No começo desse ano, foi denunciado pelo Ministério Público, acusado de tráfico de influência, desvio de dinheiro público e associação criminosa. De acordo com o MP, Arruda usou sua influência política para, em troca de dinheiro, tentar reintegrar PMs banidos da corporação. O PL afastou o deputado da presidência do seu diretório municipal, Arruda responsabilizou uma ex-assessora e acusou o Ministério Público de o perseguir por “razões ideológicas”.

Representar as periferias

Se contrastadas as três trajetórias, não são surpreendentes os embates de Arruda e Traiano com Renato Freitas, uma das poucas vozes dissonantes na Assembleia Legislativa, assim como já o foi na Câmara de Vereadores.
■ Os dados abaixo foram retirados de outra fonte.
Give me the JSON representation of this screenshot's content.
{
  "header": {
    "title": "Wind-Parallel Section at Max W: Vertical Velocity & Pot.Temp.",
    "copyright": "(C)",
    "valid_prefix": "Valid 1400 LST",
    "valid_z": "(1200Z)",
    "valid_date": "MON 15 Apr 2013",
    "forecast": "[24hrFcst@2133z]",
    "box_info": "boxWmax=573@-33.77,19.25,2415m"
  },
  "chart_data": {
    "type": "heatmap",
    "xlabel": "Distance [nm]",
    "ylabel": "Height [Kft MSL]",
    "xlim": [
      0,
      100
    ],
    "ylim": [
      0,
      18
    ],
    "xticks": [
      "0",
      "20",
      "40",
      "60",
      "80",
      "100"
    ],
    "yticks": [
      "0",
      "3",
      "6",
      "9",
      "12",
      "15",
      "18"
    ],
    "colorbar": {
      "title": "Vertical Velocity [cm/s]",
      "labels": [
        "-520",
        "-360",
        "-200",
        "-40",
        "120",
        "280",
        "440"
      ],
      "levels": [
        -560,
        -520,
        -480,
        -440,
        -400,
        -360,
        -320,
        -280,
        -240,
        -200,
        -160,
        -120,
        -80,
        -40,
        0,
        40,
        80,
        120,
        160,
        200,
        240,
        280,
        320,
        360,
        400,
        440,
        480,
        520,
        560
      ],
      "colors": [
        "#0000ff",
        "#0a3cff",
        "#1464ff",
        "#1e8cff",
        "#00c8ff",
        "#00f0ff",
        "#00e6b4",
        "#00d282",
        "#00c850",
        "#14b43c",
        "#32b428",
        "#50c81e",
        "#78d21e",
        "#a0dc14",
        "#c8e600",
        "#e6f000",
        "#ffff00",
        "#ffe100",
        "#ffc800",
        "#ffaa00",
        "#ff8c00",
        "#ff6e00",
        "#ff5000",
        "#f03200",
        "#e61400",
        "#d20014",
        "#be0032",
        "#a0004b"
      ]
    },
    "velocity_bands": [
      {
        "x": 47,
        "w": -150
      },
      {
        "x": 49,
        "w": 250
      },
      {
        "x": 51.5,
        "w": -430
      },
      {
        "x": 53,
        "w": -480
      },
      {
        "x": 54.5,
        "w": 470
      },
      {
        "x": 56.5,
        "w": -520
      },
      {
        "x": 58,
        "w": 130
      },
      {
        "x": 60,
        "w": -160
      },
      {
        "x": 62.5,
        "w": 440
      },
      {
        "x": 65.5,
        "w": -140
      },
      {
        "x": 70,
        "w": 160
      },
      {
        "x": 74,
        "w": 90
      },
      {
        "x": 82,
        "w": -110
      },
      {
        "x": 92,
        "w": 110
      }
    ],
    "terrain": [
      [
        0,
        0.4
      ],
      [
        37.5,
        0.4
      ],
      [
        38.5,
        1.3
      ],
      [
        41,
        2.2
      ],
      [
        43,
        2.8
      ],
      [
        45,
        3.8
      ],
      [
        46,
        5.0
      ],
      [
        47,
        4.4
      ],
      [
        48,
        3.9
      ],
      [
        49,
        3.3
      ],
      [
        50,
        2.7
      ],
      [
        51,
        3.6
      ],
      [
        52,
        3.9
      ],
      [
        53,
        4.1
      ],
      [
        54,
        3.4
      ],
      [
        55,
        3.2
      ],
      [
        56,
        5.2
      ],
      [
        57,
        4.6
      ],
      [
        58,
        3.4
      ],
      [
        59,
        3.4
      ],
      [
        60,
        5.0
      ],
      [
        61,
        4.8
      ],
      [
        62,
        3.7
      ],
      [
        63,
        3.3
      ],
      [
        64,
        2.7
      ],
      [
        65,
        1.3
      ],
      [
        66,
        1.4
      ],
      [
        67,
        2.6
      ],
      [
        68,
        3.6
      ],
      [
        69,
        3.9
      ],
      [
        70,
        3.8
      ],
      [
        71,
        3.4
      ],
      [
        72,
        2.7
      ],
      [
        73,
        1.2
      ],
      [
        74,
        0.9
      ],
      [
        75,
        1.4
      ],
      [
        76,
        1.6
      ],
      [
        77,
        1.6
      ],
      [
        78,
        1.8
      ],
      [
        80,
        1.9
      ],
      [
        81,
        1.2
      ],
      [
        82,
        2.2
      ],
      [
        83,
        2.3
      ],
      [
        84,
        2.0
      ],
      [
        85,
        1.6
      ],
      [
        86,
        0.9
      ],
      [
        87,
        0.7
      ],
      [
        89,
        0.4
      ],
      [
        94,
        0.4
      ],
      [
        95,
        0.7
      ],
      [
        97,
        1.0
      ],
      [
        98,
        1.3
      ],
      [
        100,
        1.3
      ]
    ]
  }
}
Negro, nascido e criado na periferia, ele vive uma realidade que a maioria de seus pares só finge conhecer e se importar a cada quatro anos, sempre em busca de votos.

Coerente com sua história e leal aqueles que o elegeram, Renato Freitas se tornou o principal representante dos grupos subalternizados e periféricos. Cumpre seu papel de tensionar a política institucional, criando outros espaços, práticas e experiências que ampliam e radicalizam as possibilidades de participação e denunciam os limites da democracia liberal, tão bem (ou mal) representada por figuras como Traiano e Arruda.

Em uma Assembleia constituída, majoritariamente, por gente alinhada com e a serviço dos poderosos, que agem como se a cidade e o estado lhes pertencessem, Renato incomoda com sua postura antipolítica e, por isso mesmo, politizante naquele sentido que perturba a ordem institucional, tenha ela a cara do Estado, das igrejas ou do mercado.

Não por acaso, e sem nenhuma censura da presidência, Renato é frequentemente acusado, pelo pastor bolsonarista, de drogado, de “funkeiro”, de defender e ter associação com facções criminosas. Arruda, inclusive, chegou a abrir Boletim de Ocorrência na Polícia Civil alegando se sentir ameaçado pelo deputado petista, uma artimanha que seria apenas patética se não fosse reveladora do pouco apreço da extrema-direita pela democracia.

Pouco apreço pela democracia e desprezo e ódio pelos movimentos sociais e pelas vidas que considera descartáveis. Em uma das suas intervenções na ALEP, Arruda acusou o MST de não produzir alimentos orgânicos, mentira desmascarada não apenas por Freitas, mas por outro deputado de oposição, Requião Filho (PT).

Arruda mentiu também quando tentou culpar Caio Ferreira, um adolescente de 17 anos brutalmente assassinado por soldados da ultra militarizada Guarda Municipal, pela sua própria morte. De acordo com o bolsonarista, Caio traficava drogas, estava armado com uma faca de 25 centímetros, escondida em seu boné, e ameaçou os policiais, que agiram em legítima defesa.

Caio não era traficante, não houve ameaça, tampouco uma faca, plantada na cena pelos próprios agentes. Ele foi executado, sem dó ou piedade. Também sem dó ou piedade, o adolescente teve sua memória vilipendiada pelo deputado evangélico e bolsonarista, uma estratégia narrativa amplamente utilizada pela extrema-direita para justificar e legitimar a política que criminaliza e assassina a população pobre.

Faz parte dessa estratégia impedir a representação das periferias em espaços de poder como a Câmara de Vereadores e a Assembleia Legislativa. Por isso a perseguição movida contra Renato Freitas, resultado de um ódio que é, a um só tempo, racial e de classe. Não é verdade que Renato Freitas desconhece o que é um parlamento. O que incomoda é que sua concepção e sua ação contradizem e denunciam aqueles que agem como se o parlamento fosse a extensão de suas igrejas. Ou um puxadinho da casa grande.